Als Arzt kennt er auch die medizinische Seite: „Da gibt es nur Prävention – eine Behandlung nach einer Atombomben-Explosion ist unmöglich“, sagt Schober. Bei einem Aufenthalt in Kasachstan hat er an einer IPPNW-Friedensradtour teilgenommen und war mit Schutzanzug im Areal der Atombombentests in den 60er- und 70er-Jahren. „Die Menschen leiden immer noch an den gesundheitlichen Folgen. Die Rate für Schilddrüsenkrebs oder Lymphdrüsenkrebs ist hier weitaus höher, viele jetzt Erwachsene sind mit Fehlbildungen zur Welt gekommen“, berichtet er. Bei internationalen Konferenzen an der UNO, etwa in New York oder Genf, hat der Allgemeinmediziner selbst referiert und ist auch mit Überlebenden der Atombombenabwürfe von Nagasaki und Hiroshima ins Gespräch gekommen. „200.000 Menschen starben unmittelbar nach den Katastrophen, weitere Zehntausende an den Spätfolgen der Strahlung. Krieg und Gewalt zu verhindern ist mindestens so wichtig, wie das Leid der Betroffenen zu lindern.“ Dabei seien die physischen Folgen der Strahlenkrankheit bei einer Atombomben-Explosion gleich wie bei einem AKW-Unfall.

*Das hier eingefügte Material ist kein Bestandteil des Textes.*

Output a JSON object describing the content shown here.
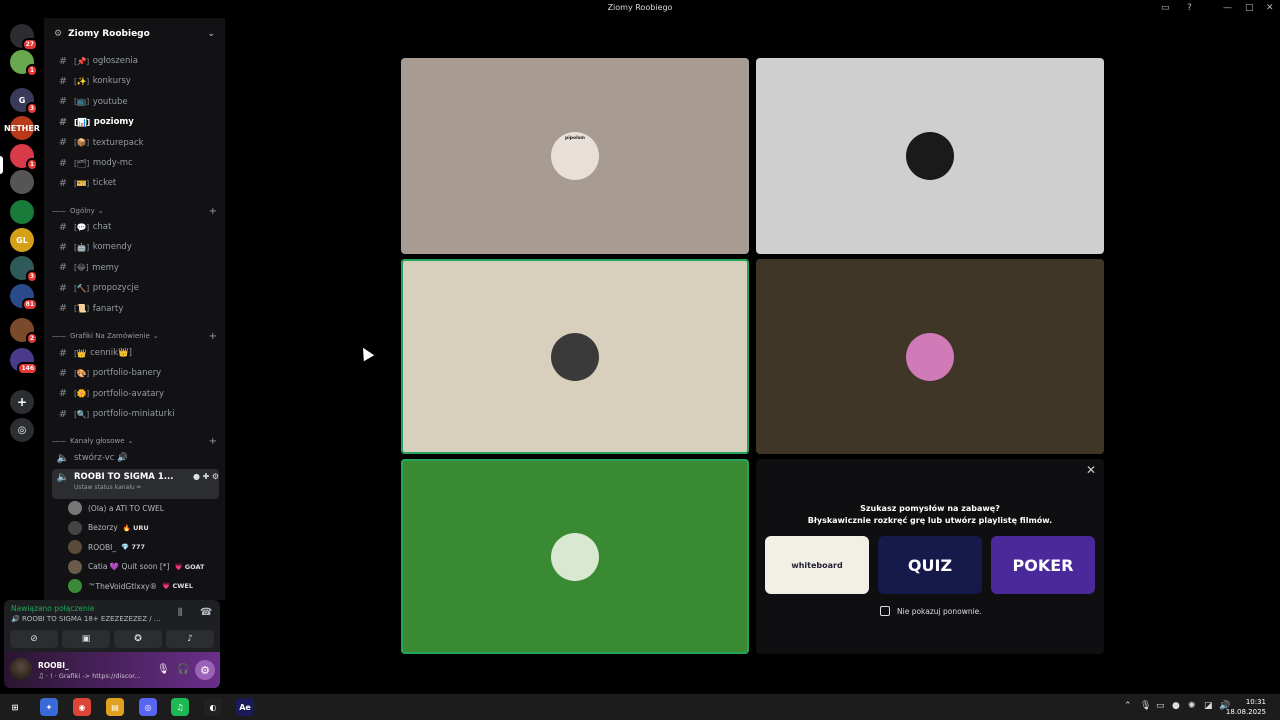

Eine Studie hat die medizinischen Folgen eines atomaren Angriffs in Großstädten mit jenen der Covid-Krise verglichen: Hier zeigt sich, dass etwa in Paris rund 1,4 Millionen Menschen medizinisch in Krankenhäusern versorgt werden müssten, in Berlin 600.000 Menschen – bei Covid19 lag die tägliche Spitze in Paris bei 100.000, in Berlin bei 10.000. „Und hier ist das Gesundheitssystem schon an die Grenzen gestoßen“, zeigt Schober auf. „Langfristiges Ziel kann nur sein, dass Atomwaffen nicht mehr existieren dürfen. Die Folgen für Mensch und Natur sind einfach zu verheerend.“ Von den Unsummen an Kosten, die für Militär ausgegeben werden, ganz zu schweigen.

Gedenkveranstaltung am 6. August in Wien

Die Atombombenabwürfe auf Hiroshima und Nagasaki am 6. August und 9. August 1945 jähren sich heuer zum 80. Mal. Am 6. August (17.30 Uhr) findet deshalb am Stefansplatz eine große Gedenkveranstaltung statt, bei der auch die IPPNW vertreten ist. Daneben bemüht sich die Organisation immer wieder, das Thema bei der UNO, in den Außenministerien, bei Kongressen oder auch bei öffentlichen Kundgebungen aufzugreifen. Jeder könne seinen Beitrag gegen Atomwaffen leisten, ergänzt der Vater von drei kleinen Kindern und lädt ein, sich in verschiedenen Organisationen zu engagieren. „Das ist auch eine persönliche Bereicherung.“ Für Schulen bietet IPPNW auch Ausstellungen und Workshopprogramme an.

www.ippnw.at

www.ippnw.org

Die weltweite Ärzteorganisation IPPNW (International Physicians for the Prevention of Nuclear War) ist in 60 Ländern aktiv. In Österreich hat der Verein rund 200 Mitglieder. 1985 erhielt die IPPNW den Friedensnobelpreis.